Die Geschichte von Ostern

Die Geschichte von Ostern

Ostern wird in jeder Familie gern gefeiert. Die Eier sind bunt und die Körbchen voll mit Schokolade. Warum Ostern aber tatsächlich zelebriert wird, erfahren Sie hier.

Warum man Ostern feiert

Denkt man an Ostern, hat man bunt gefärbte Eier, versteckte Osterkörbchen und Osterhasen aus Schokolade vor Augen. Eigentlich ist Ostern aber das wichtigste christliche Fest. Es ist der Auferstehung Christi gewidmet, nachdem er für die Sünden der Menschen ans Kreuz geschlagen wurde und dort gestorben ist.
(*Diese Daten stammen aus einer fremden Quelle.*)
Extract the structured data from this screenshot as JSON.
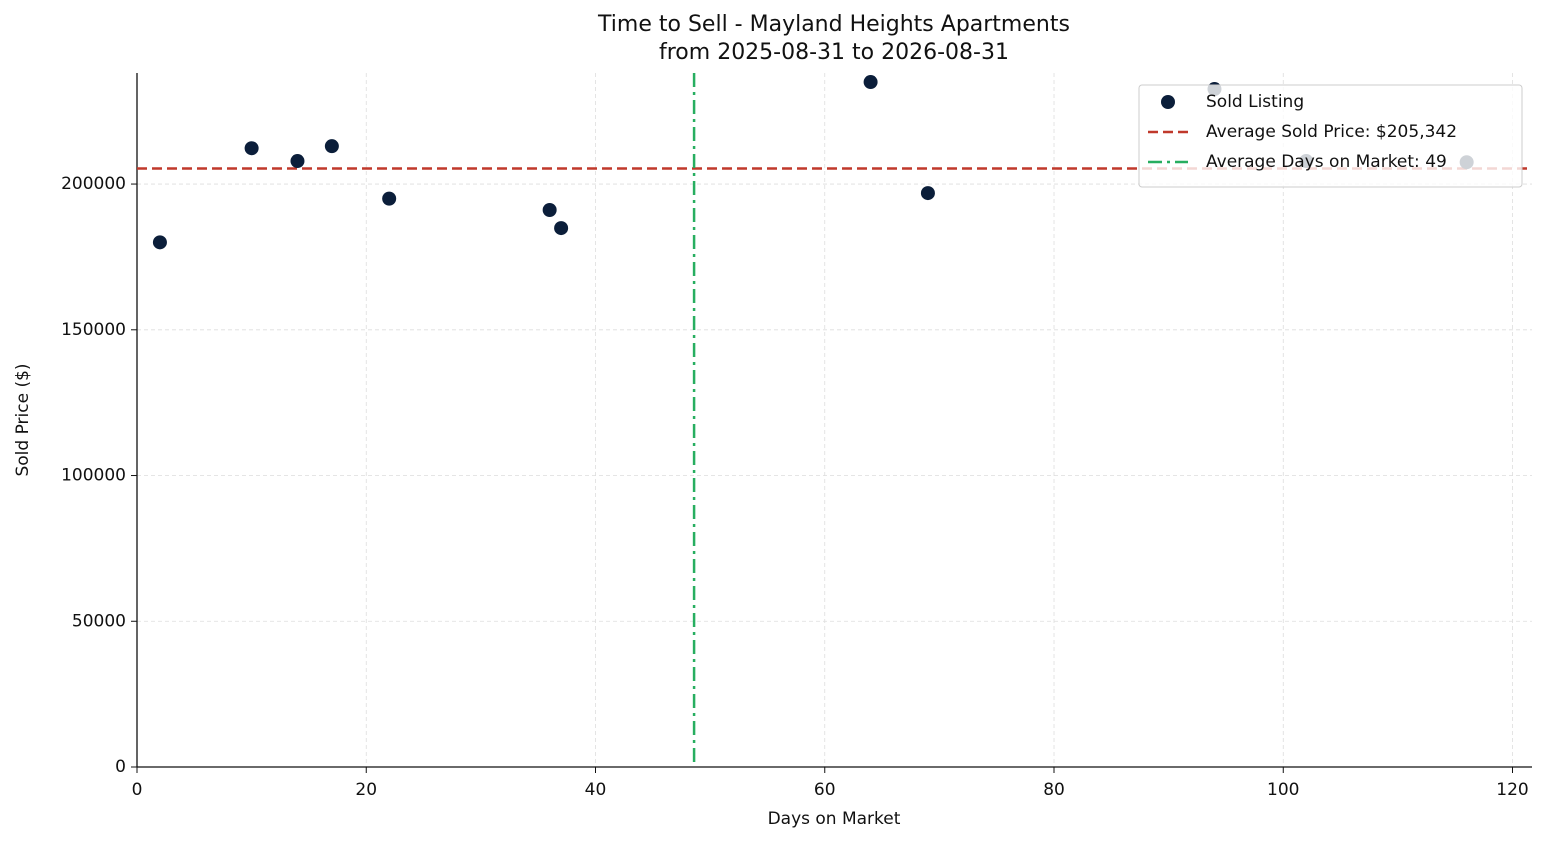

Man feiert an den Osterfeiertagen im Grunde also den Sieg über den Tod.

Osterbräuche

Eine Tatsache, die sich erstaunlicherweise auch mit den eher heidnischen Aspekten des Osterfestes deckt. Denn die heidnischen Bräuche zu Ostern spiegeln, indem sie die Rückkehr des Frühlings und die Vertreibung des Winters feiern, ebenso einen Sieg des Lebens über den Tod wieder. Ein Grund warum beide Traditionen sich im Osterfest so harmonisch zusammenfügen. Ein Beweis dafür scheinen die vielen Osterbräuche zu sein, wie das Osterfeuer, dass in der heidnischen Tradition die Sonne verkörpert. In der christlichen Tradition wird manchmal eine Kerze am Osterfeuer angezündet, die dann in die Kirche getragen wird. Licht symbolisiert dann das Licht das Jesus in die Welt gebracht hat. In beiden Fällen wird also auf diese Weise die Dunkelheit aus der Welt vertrieben.
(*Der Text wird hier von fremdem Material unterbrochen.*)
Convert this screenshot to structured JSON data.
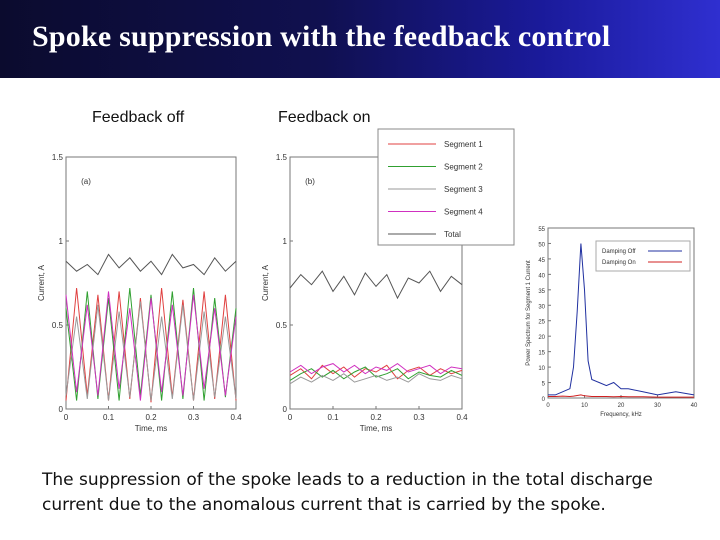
{
  "slide": {
    "title": "Spoke suppression with the feedback control",
    "caption_off": "Feedback off",
    "caption_on": "Feedback on",
    "description": "The suppression of the spoke leads to a reduction in the total discharge current due to the anomalous current that is carried by the spoke."
  },
  "colors": {
    "banner_dark": "#0b0b2e",
    "banner_light": "#2f2fd0",
    "segment1": "#e04040",
    "segment2": "#30a030",
    "segment3": "#9a9a9a",
    "segment4": "#d030c0",
    "total": "#555555",
    "damping_off": "#2030a0",
    "damping_on": "#d02020"
  },
  "chart_data": [
    {
      "type": "line",
      "panel_label": "(a)",
      "xlabel": "Time, ms",
      "ylabel": "Current, A",
      "xlim": [
        0,
        0.4
      ],
      "ylim": [
        0,
        1.5
      ],
      "xticks": [
        "0",
        "0.1",
        "0.2",
        "0.3",
        "0.4"
      ],
      "yticks": [
        "0",
        "0.5",
        "1",
        "1.5"
      ],
      "x": [
        0,
        0.025,
        0.05,
        0.075,
        0.1,
        0.125,
        0.15,
        0.175,
        0.2,
        0.225,
        0.25,
        0.275,
        0.3,
        0.325,
        0.35,
        0.375,
        0.4
      ],
      "series": [
        {
          "name": "Segment 1",
          "values": [
            0.05,
            0.72,
            0.08,
            0.68,
            0.05,
            0.7,
            0.06,
            0.66,
            0.04,
            0.72,
            0.07,
            0.65,
            0.05,
            0.7,
            0.06,
            0.68,
            0.05
          ]
        },
        {
          "name": "Segment 2",
          "values": [
            0.6,
            0.05,
            0.7,
            0.06,
            0.66,
            0.05,
            0.72,
            0.08,
            0.68,
            0.05,
            0.7,
            0.06,
            0.72,
            0.05,
            0.66,
            0.07,
            0.6
          ]
        },
        {
          "name": "Segment 3",
          "values": [
            0.08,
            0.55,
            0.06,
            0.62,
            0.05,
            0.58,
            0.07,
            0.64,
            0.05,
            0.55,
            0.06,
            0.62,
            0.05,
            0.58,
            0.07,
            0.55,
            0.06
          ]
        },
        {
          "name": "Segment 4",
          "values": [
            0.68,
            0.1,
            0.62,
            0.08,
            0.7,
            0.12,
            0.6,
            0.05,
            0.66,
            0.1,
            0.62,
            0.08,
            0.68,
            0.12,
            0.6,
            0.08,
            0.55
          ]
        },
        {
          "name": "Total",
          "values": [
            0.88,
            0.82,
            0.86,
            0.8,
            0.92,
            0.84,
            0.9,
            0.82,
            0.88,
            0.8,
            0.92,
            0.84,
            0.86,
            0.8,
            0.9,
            0.82,
            0.88
          ]
        }
      ]
    },
    {
      "type": "line",
      "panel_label": "(b)",
      "xlabel": "Time, ms",
      "ylabel": "Current, A",
      "xlim": [
        0,
        0.4
      ],
      "ylim": [
        0,
        1.5
      ],
      "xticks": [
        "0",
        "0.1",
        "0.2",
        "0.3",
        "0.4"
      ],
      "yticks": [
        "0",
        "0.5",
        "1",
        "1.5"
      ],
      "legend_position": "top-right",
      "x": [
        0,
        0.025,
        0.05,
        0.075,
        0.1,
        0.125,
        0.15,
        0.175,
        0.2,
        0.225,
        0.25,
        0.275,
        0.3,
        0.325,
        0.35,
        0.375,
        0.4
      ],
      "series": [
        {
          "name": "Segment 1",
          "values": [
            0.2,
            0.24,
            0.18,
            0.26,
            0.21,
            0.25,
            0.19,
            0.24,
            0.22,
            0.26,
            0.18,
            0.23,
            0.25,
            0.2,
            0.24,
            0.21,
            0.23
          ]
        },
        {
          "name": "Segment 2",
          "values": [
            0.17,
            0.21,
            0.24,
            0.19,
            0.23,
            0.18,
            0.22,
            0.25,
            0.19,
            0.21,
            0.24,
            0.18,
            0.22,
            0.2,
            0.19,
            0.23,
            0.2
          ]
        },
        {
          "name": "Segment 3",
          "values": [
            0.15,
            0.19,
            0.16,
            0.2,
            0.17,
            0.21,
            0.16,
            0.18,
            0.2,
            0.17,
            0.19,
            0.16,
            0.21,
            0.18,
            0.17,
            0.2,
            0.18
          ]
        },
        {
          "name": "Segment 4",
          "values": [
            0.22,
            0.26,
            0.21,
            0.25,
            0.27,
            0.22,
            0.26,
            0.21,
            0.25,
            0.23,
            0.27,
            0.22,
            0.24,
            0.26,
            0.21,
            0.25,
            0.24
          ]
        },
        {
          "name": "Total",
          "values": [
            0.72,
            0.8,
            0.74,
            0.82,
            0.7,
            0.79,
            0.68,
            0.81,
            0.73,
            0.8,
            0.66,
            0.78,
            0.75,
            0.82,
            0.7,
            0.79,
            0.74
          ]
        }
      ]
    },
    {
      "type": "line",
      "xlabel": "Frequency, kHz",
      "ylabel": "Power Spectrum for Segment 1 Current",
      "xlim": [
        0,
        40
      ],
      "ylim": [
        0,
        55
      ],
      "xticks": [
        "0",
        "10",
        "20",
        "30",
        "40"
      ],
      "yticks": [
        "0",
        "5",
        "10",
        "15",
        "20",
        "25",
        "30",
        "35",
        "40",
        "45",
        "50",
        "55"
      ],
      "legend_position": "top-right",
      "x": [
        0,
        2,
        4,
        6,
        7,
        8,
        9,
        10,
        11,
        12,
        14,
        16,
        18,
        20,
        22,
        26,
        30,
        35,
        40
      ],
      "series": [
        {
          "name": "Damping Off",
          "values": [
            1,
            1,
            2,
            3,
            10,
            28,
            50,
            35,
            12,
            6,
            5,
            4,
            5,
            3,
            3,
            2,
            1,
            2,
            1
          ]
        },
        {
          "name": "Damping On",
          "values": [
            0.5,
            0.5,
            0.6,
            0.5,
            0.6,
            0.8,
            1,
            0.7,
            0.6,
            0.5,
            0.5,
            0.5,
            0.4,
            0.5,
            0.4,
            0.4,
            0.3,
            0.3,
            0.3
          ]
        }
      ]
    }
  ]
}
Worauf geht Ostern aber wirklich zurück?

Zum einen geht Ostern auf das jüdische Pessach-Fest, auch Passah-Fest, zurück. In vielen Sprachen wie Französisch oder Schwedisch geht das Wort für Ostern auf dieses Fest zurück. In Frankreich heißt Ostern pâques, in Schweden heißt es Påsk oder Påskdagen. Manche Bräuche, wie das Osterlamm oder Ostereier, gehen unter anderem auf die Traditionen an Pessah zurück. Auch zeitlich gibt es zwischen Ostern und Pessah eine Nähe. Dies liegt an der Ostergeschichte. Nach dem Neuen Testament ist Jesus am Vorabend bzw. an Pessach selbst am Kreuz gestorben und drei Tage später auferstanden. An Pessach wird dem Auszug der Juden aus Ägypten gedacht.

Info
Ostern fällt in jedem Jahr anders und wird vom gregorianischen Mondkalender abhängig gemacht.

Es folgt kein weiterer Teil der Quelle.